Q: We live in one of the best boating towns in the world and I am getting the itch to buy a boat for the family. BUT I have a car, not a truck. Do you think I can tow a boat with my car? What’s the rule of thumb?
- Tow-tally Stuck in Victoria, BC

A: This is an easy enough question to answer if you have your vehicle owner’s manual handy. Unfortunately, many (if not most) cars are not able to tow a significantly long vessel. Here are the steps involved in finding the info you need, what the rule of thumb is for stopping distance while towing, and how to find the data you need, even if it is not in your owner’s manual.

If you’ve never trailered a boat, there are several things you need to consider. First you must determine the towing capacity of your car. You can find this information in the owner’s manual of your vehicle. Usually compact family sedans are not suitable for towing more than a small, aluminum fishing boat with a properly mounted hitch and lighting plug . Most standard pick-up trucks and SUVs can trailer boats up to 25 feet¹, but always consult your vehicle owner’s manual for limitations.

Using the tow capacity numbers from your owner’s manual as a guideline you should be able to cross reference it with the dry-weight² of the boat you are considering. When it comes to the safety of you and your family, there is really only one stat to consider, and that is with a fully loaded trailer, braked or unbraked, you must be able to stop from 30km/h on a dry road within seven metres. Anything slower than that and you are taking a serious risk. Especially considering that family vacations with your new boat will probably take you out of town, which means highways, increased speed, and increased stopping distance.

 

The Rules of Thumb
  1. With a fully loaded trailer, braked or un-braked, you must be able to stop from 30km/h on a dry road within seven metres
  2. Trailer brakes are generally not required unless total weight exceeds 2000kg.
  3. Don’t tow an unbraked trailer which, when fully laden, weighs more than three-quarters of the weight of the tow vehicle.

 

How to find Capacities and Weights

We have found two reliable ways to determining your vehicle’s towing capacity outside of your owner’s manual. One way is to use the Automobile Association website out of New Zealand. This is the most complete towing capacity database of its kind. Just search your make then examine the chart for your vehicle model and year. It gives a break down based on braked and un-braked trailer weights.

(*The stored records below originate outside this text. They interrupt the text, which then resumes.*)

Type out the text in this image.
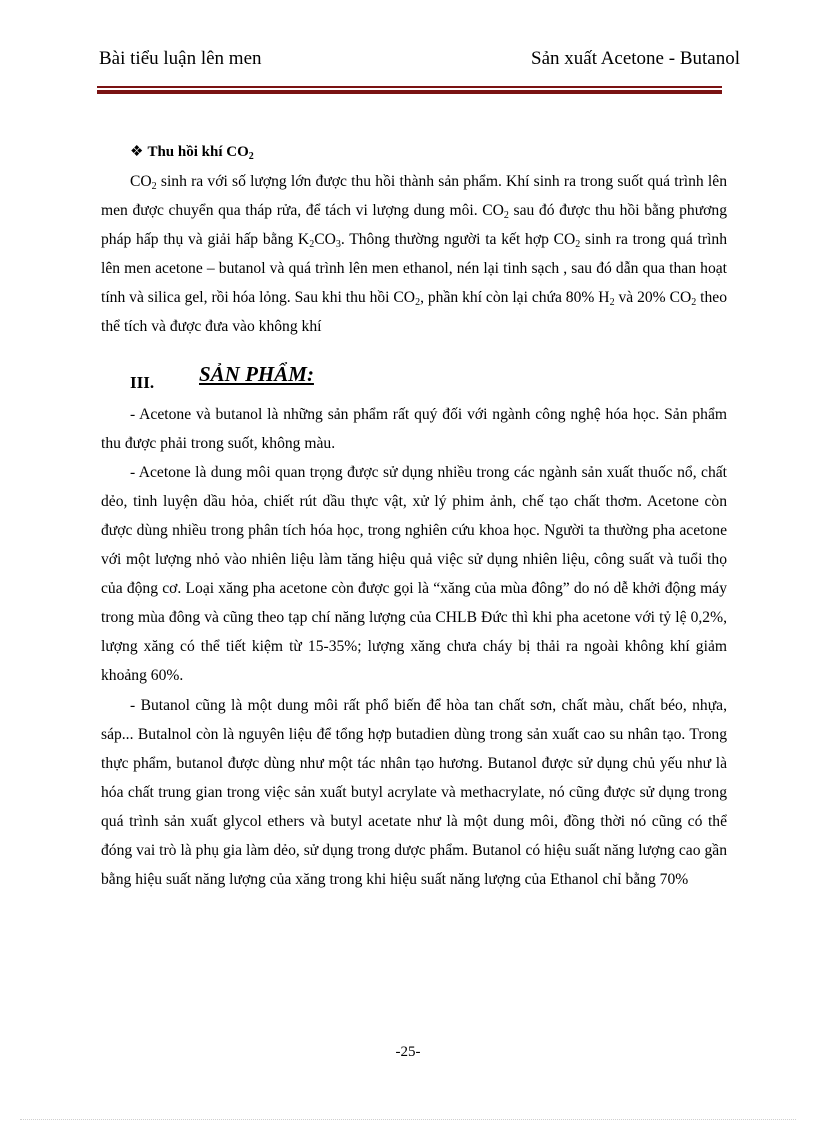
Bài tiểu luận lên men	Sản xuất Acetone - Butanol
❖ Thu hồi khí $CO_2$

$CO_2$ sinh ra với số lượng lớn được thu hồi thành sản phẩm. Khí sinh ra trong suốt quá trình lên men được chuyển qua tháp rửa, để tách vi lượng dung môi. $CO_2$ sau đó được thu hồi bằng phương pháp hấp thụ và giải hấp bằng $K_2CO_3$. Thông thường người ta kết hợp $CO_2$ sinh ra trong quá trình lên men acetone – butanol và quá trình lên men ethanol, nén lại tinh sạch , sau đó dẫn qua than hoạt tính và silica gel, rồi hóa lỏng. Sau khi thu hồi $CO_2$, phần khí còn lại chứa 80% $H_2$ và 20% $CO_2$ theo thể tích và được đưa vào không khí

III. SẢN PHẨM:

- Acetone và butanol là những sản phẩm rất quý đối với ngành công nghệ hóa học. Sản phẩm thu được phải trong suốt, không màu.

- Acetone là dung môi quan trọng được sử dụng nhiều trong các ngành sản xuất thuốc nổ, chất dẻo, tinh luyện dầu hỏa, chiết rút dầu thực vật, xử lý phim ảnh, chế tạo chất thơm. Acetone còn được dùng nhiều trong phân tích hóa học, trong nghiên cứu khoa học. Người ta thường pha acetone với một lượng nhỏ vào nhiên liệu làm tăng hiệu quả việc sử dụng nhiên liệu, công suất và tuổi thọ của động cơ. Loại xăng pha acetone còn được gọi là “xăng của mùa đông” do nó dễ khởi động máy trong mùa đông và cũng theo tạp chí năng lượng của CHLB Đức thì khi pha acetone với tỷ lệ 0,2%, lượng xăng có thể tiết kiệm từ 15-35%; lượng xăng chưa cháy bị thải ra ngoài không khí giảm khoảng 60%.

- Butanol cũng là một dung môi rất phổ biến để hòa tan chất sơn, chất màu, chất béo, nhựa, sáp... Butalnol còn là nguyên liệu để tổng hợp butadien dùng trong sản xuất cao su nhân tạo. Trong thực phẩm, butanol được dùng như một tác nhân tạo hương. Butanol được sử dụng chủ yếu như là hóa chất trung gian trong việc sản xuất butyl acrylate và methacrylate, nó cũng được sử dụng trong quá trình sản xuất glycol ethers và butyl acetate như là một dung môi, đồng thời nó cũng có thể đóng vai trò là phụ gia làm dẻo, sử dụng trong dược phẩm. Butanol có hiệu suất năng lượng cao gần bằng hiệu suất năng lượng của xăng trong khi hiệu suất năng lượng của Ethanol chỉ bằng 70%

-25-
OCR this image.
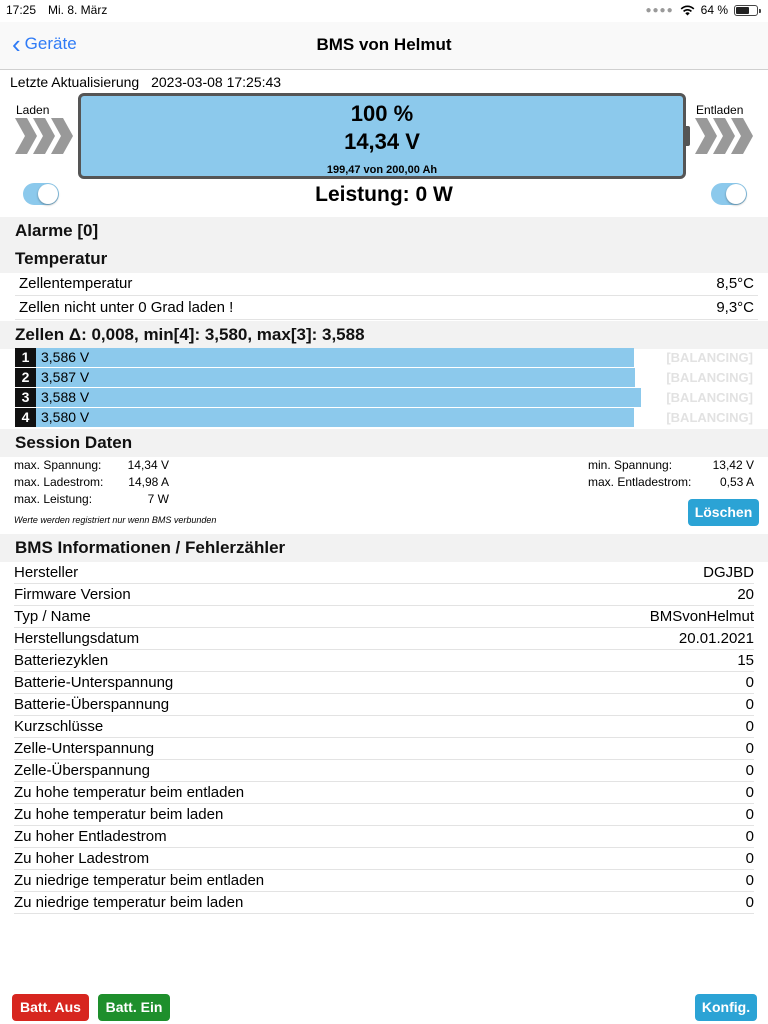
17:25 Mi. 8. März	●●●● 64 %
‹ Geräte	BMS von Helmut
Letzte Aktualisierung 2023-03-08 17:25:43
Laden	Entladen
100 %
14,34 V
199,47 von 200,00 Ah
Leistung: 0 W
Alarme [0]
Temperatur
Zellentemperatur	8,5°C
Zellen nicht unter 0 Grad laden !	9,3°C
Zellen Δ: 0,008, min[4]: 3,580, max[3]: 3,588
1 3,586 V	[BALANCING]
2 3,587 V	[BALANCING]
3 3,588 V	[BALANCING]
4 3,580 V	[BALANCING]
Session Daten
max. Spannung:	14,34 V
max. Ladestrom:	14,98 A
max. Leistung:	7 W
min. Spannung:	13,42 V
max. Entladestrom:	0,53 A
Werte werden registriert nur wenn BMS verbunden	Löschen
BMS Informationen / Fehlerzähler
Hersteller	DGJBD
Firmware Version	20
Typ / Name	BMSvonHelmut
Herstellungsdatum	20.01.2021
Batteriezyklen	15
Batterie-Unterspannung	0
Batterie-Überspannung	0
Kurzschlüsse	0
Zelle-Unterspannung	0
Zelle-Überspannung	0
Zu hohe temperatur beim entladen	0
Zu hohe temperatur beim laden	0
Zu hoher Entladestrom	0
Zu hoher Ladestrom	0
Zu niedrige temperatur beim entladen	0
Zu niedrige temperatur beim laden	0
Batt. Aus	Batt. Ein	Konfig.
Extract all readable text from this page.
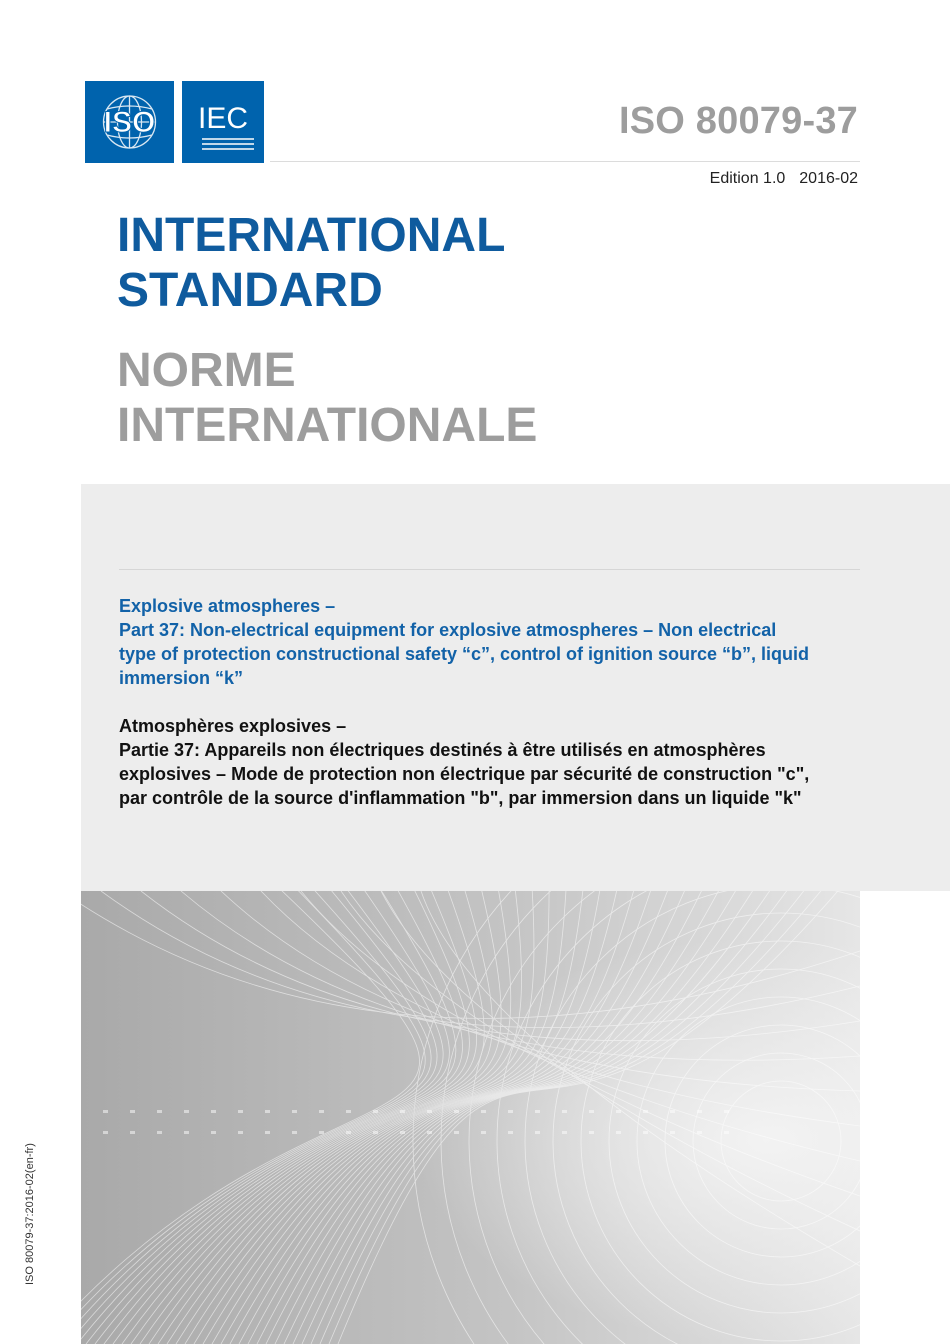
ISO IEC	ISO 80079-37
Edition 1.0 2016-02
INTERNATIONAL
STANDARD
NORME
INTERNATIONALE
Explosive atmospheres –
Part 37: Non-electrical equipment for explosive atmospheres – Non electrical
type of protection constructional safety “c”, control of ignition source “b”, liquid
immersion “k”
Atmosphères explosives –
Partie 37: Appareils non électriques destinés à être utilisés en atmosphères
explosives – Mode de protection non électrique par sécurité de construction "c",
par contrôle de la source d'inflammation "b", par immersion dans un liquide "k"
ISO 80079-37:2016-02(en-fr)
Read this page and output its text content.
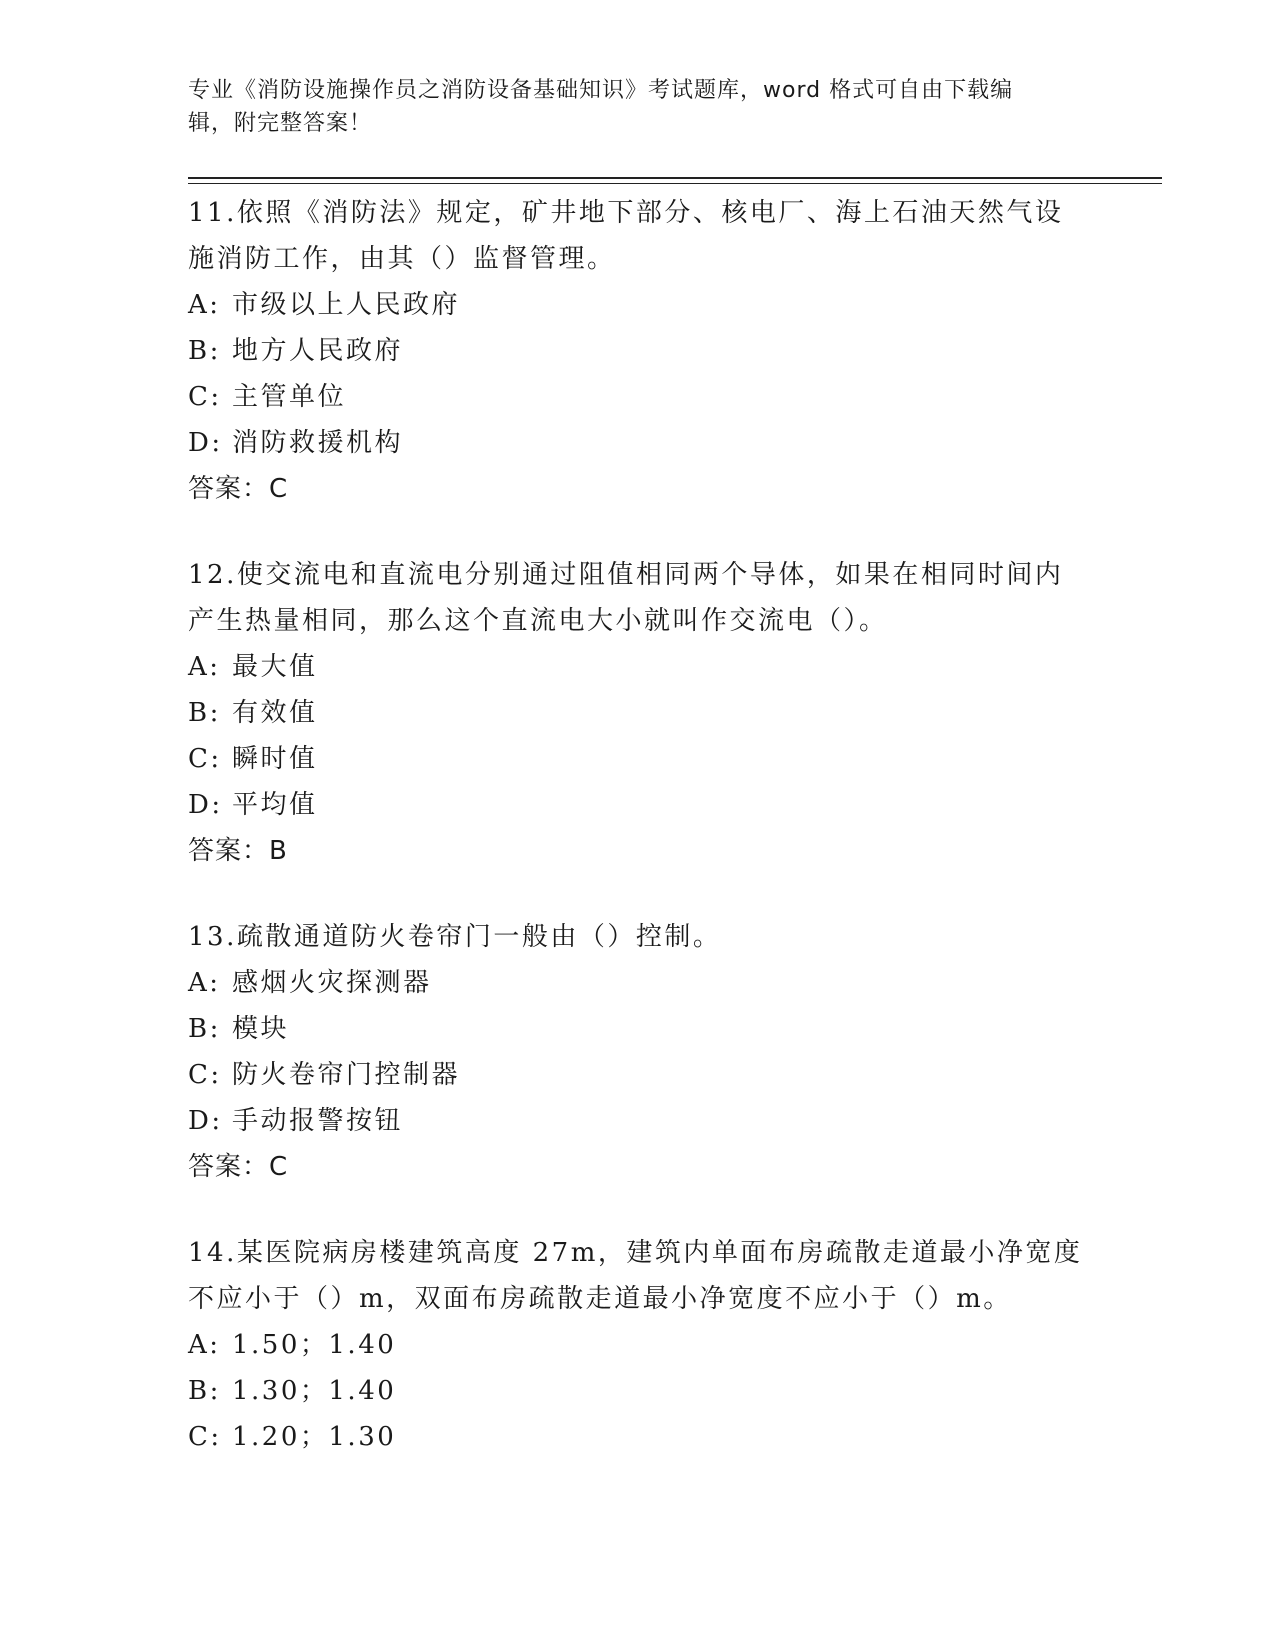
专业《消防设施操作员之消防设备基础知识》考试题库，word 格式可自由下载编
辑，附完整答案！
11.依照《消防法》规定，矿井地下部分、核电厂、海上石油天然气设
施消防工作，由其（）监督管理。
A: 市级以上人民政府
B: 地方人民政府
C: 主管单位
D: 消防救援机构
答案：C
12.使交流电和直流电分别通过阻值相同两个导体，如果在相同时间内
产生热量相同，那么这个直流电大小就叫作交流电（）。
A: 最大值
B: 有效值
C: 瞬时值
D: 平均值
答案：B
13.疏散通道防火卷帘门一般由（）控制。
A: 感烟火灾探测器
B: 模块
C: 防火卷帘门控制器
D: 手动报警按钮
答案：C
14.某医院病房楼建筑高度 27m，建筑内单面布房疏散走道最小净宽度
不应小于（）m，双面布房疏散走道最小净宽度不应小于（）m。
A: 1.50；1.40
B: 1.30；1.40
C: 1.20；1.30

The second option is to use a cell phone app. There are apps available on both the Apple App Store and the Android Play Store. We like the TowTally – Towing Calculator for its nice graphics, simple interface, and variety of data. When you find your vehicle make and model you will be given your:

  • Towing Outfit Match Ratios
  • Target Nose Weights
  • Actual Gross Weights
  • Actual Laden Weights
  • Minimum Required BHP
  • Gross Train Weights

 

¹Muscle Power (know your terms)

As the weight, length and beam (width) of a given boat increase, so does the muscle power needed to launch and retrieve it. A small boat may be easy for one person to handle at the ramp, but larger boats (generally those more than 25 feet) may require additional hands. Don’t be afraid to ask for help at the ramp if you need it, trailer boaters are always happy to help.

²Dry Weight (know your terms)

The owner’s manual of your boat will list the “dry” weight of the boat, less fuel and gear. When you’re assessing your vehicle’s towing capacity, be sure to add several hundred pounds to the dry weight to account for gear, gas and accessories.